How does the size of data affect operations on a DataFrame?
Analyze the time complexity of the following code snippet.
import pandas as pd
n = 10 # Example size
data = {'A': range(n), 'B': range(n)}
df = pd.DataFrame(data)
result = df['A'] + df['B']
This code creates a DataFrame with two columns and adds them element-wise.
Identify the loops, recursion, array traversals that repeat.
- Primary operation: Adding each pair of elements from two columns.
- How many times: Once for each row in the DataFrame (n times).
As the number of rows grows, the addition operation happens more times.
| Input Size (n) | Approx. Operations |
|---|---|
| 10 | 10 additions |
| 100 | 100 additions |
| 1000 | 1000 additions |
Pattern observation: The number of operations grows directly with the number of rows.
Time Complexity: O(n)
This means the time to add columns grows in a straight line as the data size grows.

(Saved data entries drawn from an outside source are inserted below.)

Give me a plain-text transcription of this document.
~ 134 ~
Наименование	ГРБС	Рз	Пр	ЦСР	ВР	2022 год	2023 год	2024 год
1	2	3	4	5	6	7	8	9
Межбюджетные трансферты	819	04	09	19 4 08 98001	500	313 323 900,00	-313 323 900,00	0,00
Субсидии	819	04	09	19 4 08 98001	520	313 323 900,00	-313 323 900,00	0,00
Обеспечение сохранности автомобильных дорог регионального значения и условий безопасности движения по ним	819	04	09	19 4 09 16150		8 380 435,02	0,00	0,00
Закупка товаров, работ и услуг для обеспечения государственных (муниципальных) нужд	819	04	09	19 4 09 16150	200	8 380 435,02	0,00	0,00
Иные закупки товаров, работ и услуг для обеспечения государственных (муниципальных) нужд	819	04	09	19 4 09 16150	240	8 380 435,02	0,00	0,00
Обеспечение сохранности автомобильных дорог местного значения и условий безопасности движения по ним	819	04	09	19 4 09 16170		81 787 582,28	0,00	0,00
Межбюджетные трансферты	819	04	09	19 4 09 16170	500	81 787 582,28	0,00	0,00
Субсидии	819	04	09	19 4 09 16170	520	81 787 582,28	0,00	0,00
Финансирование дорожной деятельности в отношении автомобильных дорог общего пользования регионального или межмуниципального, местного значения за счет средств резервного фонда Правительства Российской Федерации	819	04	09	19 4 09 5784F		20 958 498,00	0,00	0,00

[X] Wrong: "Adding two columns is instant no matter how big the DataFrame is."
[OK] Correct: Each row must be processed, so more rows mean more work and more time.
Understanding how DataFrame operations scale helps you explain your code's efficiency clearly and confidently.
"What if we added a new column by combining three existing columns instead of two? How would the time complexity change?"